Album Review: Still Dreaming by Soft Catch
Dreams can betray us. Blinding us from a clear path forward, distracting from our goals, or distorting reality just to seek what we truly desire. And this extends past mere aspiration. Our subconscious deceives us in our sleep, twisting past recollections, planting false memories, and altering our own emotions in ways we barely recognize. Of course, there’s a century’s work of psychoanalysis to contend with, exploring whether this is wish fulfillment, inner processing, or something far more abstract and surreal. But regardless of the interpretation, the fact remains: dreams can mislead, unsettle, and reshape our understanding of the world around us as well as inner selves. They blur time, blending the past and present; they merge emotions, linking fear and longing; and they even crack reality, making the imaginary feel tangible. This sensation seeps into waking life as well, manifesting in moments of déjà vu or eerie premonitions, fragments of dreams surfacing just enough to blur the line between memory and illusion, turning reality into an insoluble enigma.
This tension, this push-and-pull between dreaming and waking, clarity and illusion, all sits at the heart of Still Dreaming, the new record from Richmond quartet Soft Catch. Expansive in scope yet piercing in execution, it’s a salient record that leans into the weight of its emotion and sentiment without losing its intrepid musical sense. Across its four tracks, the record explores how precarious our concept of perception is: how easily memory can distort, how reality can shift recklessly, and how feelings of passion and anger, concern and desire, can all coaelsce into one hazy vision. The end result is a sonic case study on dreams, conveyed through gliding hooks, canny musicianship, and restless ambition that refuses to capitulate.
Soft Catch consists of Frank Roberts (vocals, guitar), Winston Sanders (guitar), Jorge “Dino” Andino (bass), and Jesse Marcus (drums), names fans of the Richmond music scene will remember from other memorable projects. Roberts and Marcus previously played together in Majjin Boo and its predecessor, CARDINAL, while Sanders has performed with Colpa Mia and, more recently, Jr. The band first emerged in 2023 with Sea Fear, introducing an emo-tinged power-pop sound. With Still Dreaming, they push beyond that foundation, heightening both emotion and intensity. It’s more expressive in every way: more pensive, more cerebral, more exuberant. Even on “Nothing When,” a split-part song that opens with a strong, jangly indie-pop groove reminiscent of Sea Fear, the music still feels weightier, fortified by a broader vision and deeper intent. Rather than being purely hook-driven, the melodies stretch and strain under the music’s gravity, shaping Still Dreaming into an immersive sound that resonates with alternative and indie fans while also maintaining a harder edge typically found in post-hardcore.
The song’s opening tracks, “Hotter One” and “Borderline,” best present this expansion, as well as the record’s underlying struggle with dreams. Forces of nature take center stage in both songs, but they materialize in contrasting ways. On “Hotter On,” where sweltering reverb pressure matches its title, Roberts looks to the heavens above for consolation and comfort: “Nobody knows me like the sun\ I felt a hotter one\ I let it swallow me up.” In “Borderline,” the record’s most infectious and cathartic offering, the gaze shifts downward, gripped with apprehension: “I hate the ocean\ It wants to kill me\ Not every fear’s irrational\ Is that anxiety?” Delivered through distinct tones, the two feel intrinsically linked, like a dream that feels inviting at first before contorting effortlessly into a nightmare.

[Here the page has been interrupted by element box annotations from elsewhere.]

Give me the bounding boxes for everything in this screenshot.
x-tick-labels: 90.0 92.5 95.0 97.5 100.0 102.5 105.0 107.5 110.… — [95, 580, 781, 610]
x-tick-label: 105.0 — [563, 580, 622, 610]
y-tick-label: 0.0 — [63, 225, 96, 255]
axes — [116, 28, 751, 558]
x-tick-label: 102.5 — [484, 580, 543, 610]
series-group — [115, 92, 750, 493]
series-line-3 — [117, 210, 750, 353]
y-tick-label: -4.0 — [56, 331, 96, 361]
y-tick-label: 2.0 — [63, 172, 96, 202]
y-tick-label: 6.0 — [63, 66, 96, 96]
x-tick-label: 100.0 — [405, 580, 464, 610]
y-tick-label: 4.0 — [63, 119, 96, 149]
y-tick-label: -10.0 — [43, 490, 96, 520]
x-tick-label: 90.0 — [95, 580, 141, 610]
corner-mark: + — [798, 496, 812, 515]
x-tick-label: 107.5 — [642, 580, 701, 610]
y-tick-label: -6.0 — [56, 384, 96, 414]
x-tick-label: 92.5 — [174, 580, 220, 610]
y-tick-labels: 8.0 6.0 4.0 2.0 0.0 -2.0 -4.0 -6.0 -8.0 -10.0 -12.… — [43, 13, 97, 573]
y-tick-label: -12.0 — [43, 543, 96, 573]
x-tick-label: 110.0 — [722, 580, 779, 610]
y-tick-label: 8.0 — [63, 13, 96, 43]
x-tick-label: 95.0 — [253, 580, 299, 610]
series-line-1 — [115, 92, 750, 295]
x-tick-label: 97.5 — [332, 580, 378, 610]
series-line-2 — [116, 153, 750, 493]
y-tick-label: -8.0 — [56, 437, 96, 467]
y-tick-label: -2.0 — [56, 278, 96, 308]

Of course, these songs don’t exist solely within dreams, yet a lingering reverie haunts most verses, blurring the line between reality and the dreamworld in a way that embodies the EP’s title. On “Played Out,” this unfolds subtly, grappling with indecision while also suggesting that consciousness itself breeds calamity: “If I could I would stay\ Leave me in my wake\ If I could would stay\ It’s not the way it’s played out.” “Nothing When” takes this concept a step further, framing fractured trust within the album’s shifting soundscape. As the song transitions from its propulsive pace to a deliberate procession before collapsing inward, it hints at the breezy, carefree tone being an inner mirage: “Lately I don’t care\ I can’t believe myself\ Notice how I fell out\ I can’t believe myself.”

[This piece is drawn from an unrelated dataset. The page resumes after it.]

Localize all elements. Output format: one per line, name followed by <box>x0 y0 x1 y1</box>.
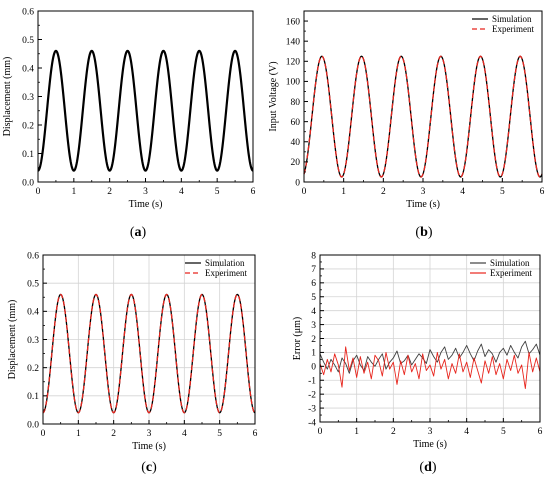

That song, that seeming anomaly in the tracklist, also points to a deeper thesis at its core that it confronts bluntly: “If I knew the plot\ Would I repeat it twice and really make it cost\ Three times as much as we already lost” The questioning, it seems, is futile here. Dreaming or not, we still fall into the same traps, doomed to play it all out again each time with greater stakes no matter the foresight we approach it with. Still Dreaming isn’t a record for easy answers though, but thankfully, it doesn’t need to. Instead, it thrives on this uncertainty, embracing it with fervor in each song so that it underscores its dire importance and hesitant grace. For Soft Catch, dreams aren’t an escape or a solution—they are an undeniable force, shaping, distorting, and ultimately defining our perception, whether or not we realize we’re still asleep.